The pirating of TV shows and movies is running rampant at the moment and the show garnering the most attention is the hugely popular Game of Thrones.

It was the most pirated show of 2012 and its season 3 premiere this year broke the all time record with over a million copies downloaded within 24 hours of it airing on TV.

The piracy of the show has drawn so much attention that even the US Ambassador to Australia Jeffrey Belich, who admits to being a fan of the show, has called for a stop to it.

“Unfortunately, nearly as epic and devious as the drama, is its unprecedented theft by online viewers around the world,” he said.

Australians are known to be substantial pirates of TV shows as we are often left to wait months after an episode has screened in the US for it to be seen on a commercial network here. The wait is often too much too long, which has led to many networks ‘fastracking’ shows, airing them within 24 hours of their US release. Foxtel is currently doing this for Game of Thrones, which has been extremely successful, resulting in the show being the most watched drama for the service.

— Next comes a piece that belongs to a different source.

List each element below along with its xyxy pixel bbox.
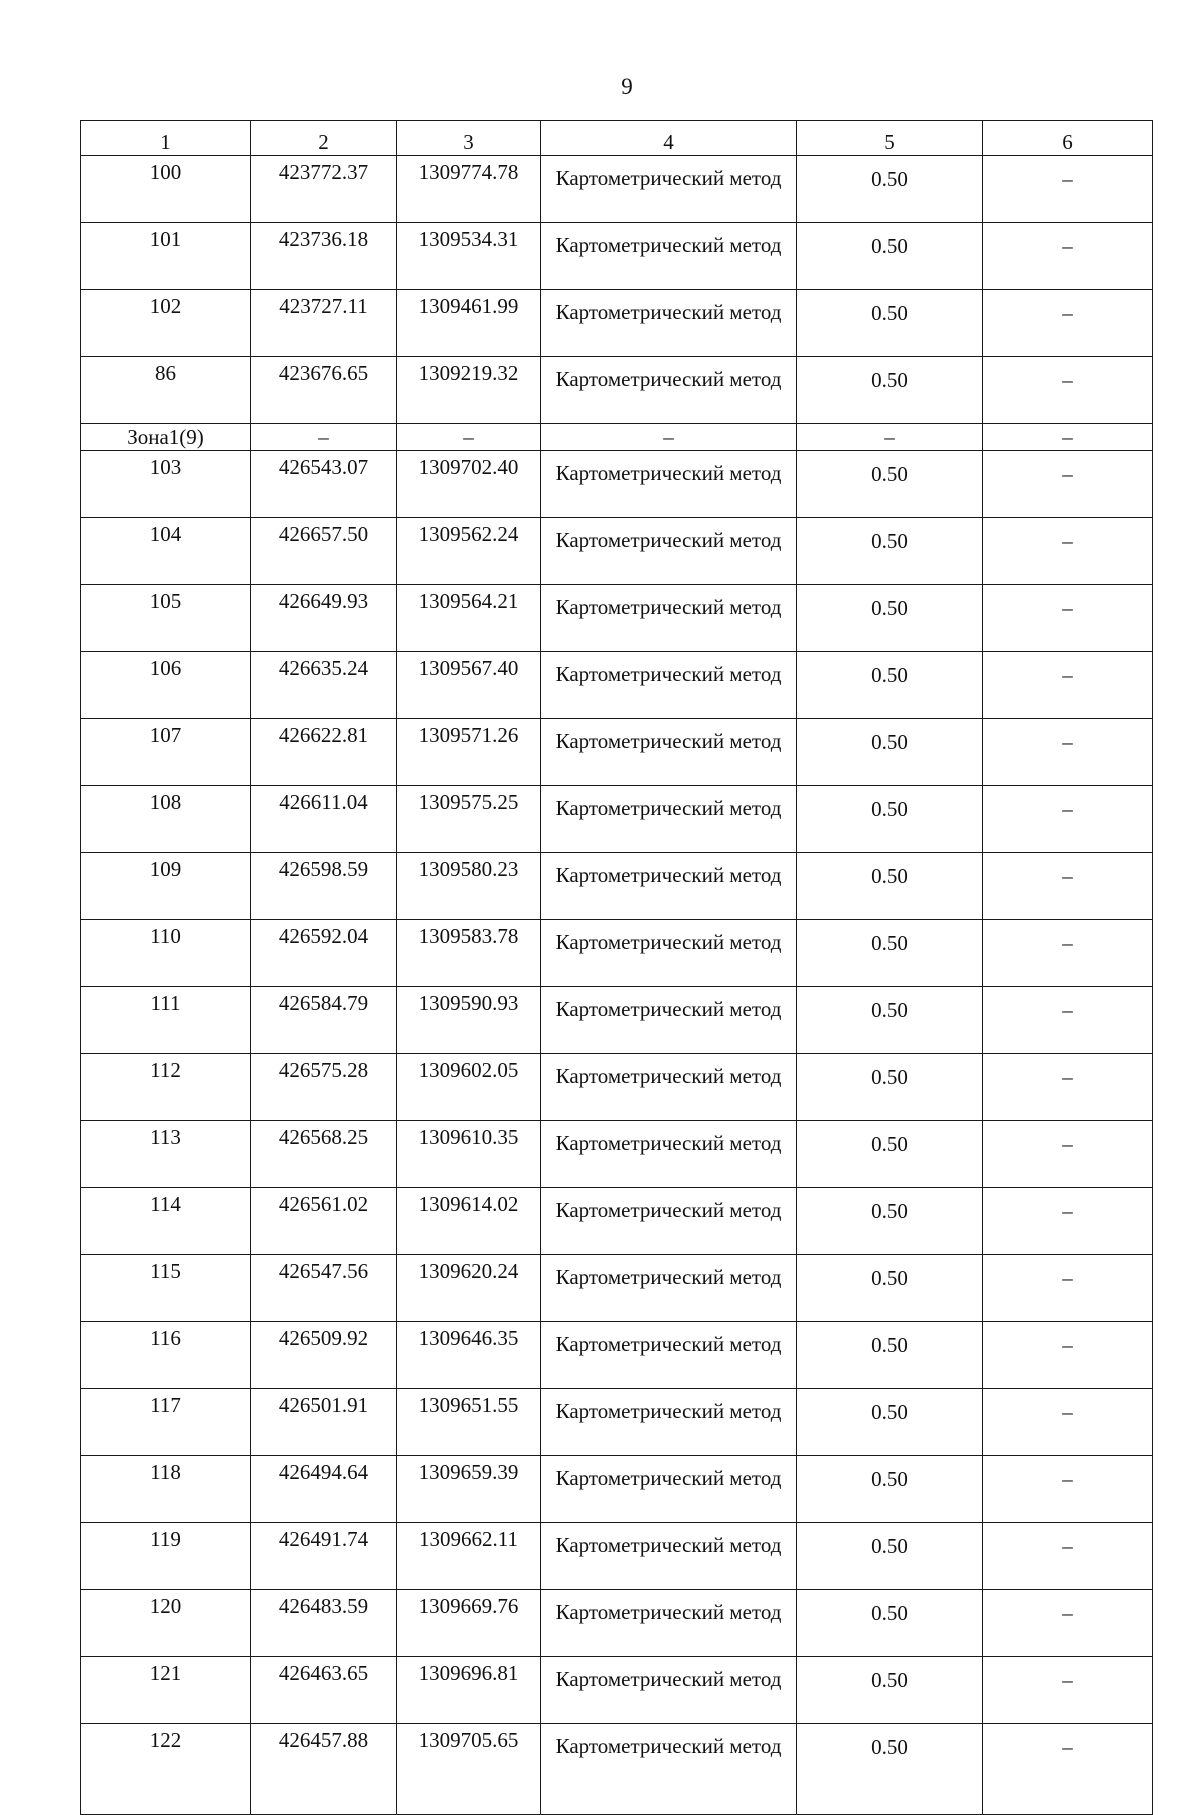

As well as this episodes are then made available for purchase on iTunes and Netflix, with the show dominating the iTunes charts.

It has been shown through various studies that if movies and music are easily accessible then people are prepared to pay for them rather than pirate them.

However it appears that Foxtel has used its muscle to put a stop to this by sinking HBO’s deal with other providers to make the show available, meaning that from next year many shows, including Game of Thrones, will only be available on Foxtel.

Journalist John Birmingham summed up Foxtel’s position as follows.

“You figured that by removing a timely and legitimate method for viewers to watch the show within a couple of hours of its US release, you would force a handful of extra punters to take out one of your lousy subscriptions?

Well here’s a slow, sad little golf clap for you, Foxtel.

What you’re actually doing by trying to shore up your monopoly is guaranteeing that a whole heap of viewers who ponied up good, honest money to watch that series by a method other than membership of your exclusive club are now more likely to sign up to channel Bit Torrent.”

I’m inclined to agree with his position, happily handing over 99cents an episode to legitimately purchase it. On the other hand I’m much less likely to hand over $100 a month to Foxtel for a subscription when I only want to watch a few programs.

By removing a legitimate way to purchase the show are Foxtel encouraging people to pirate it instead?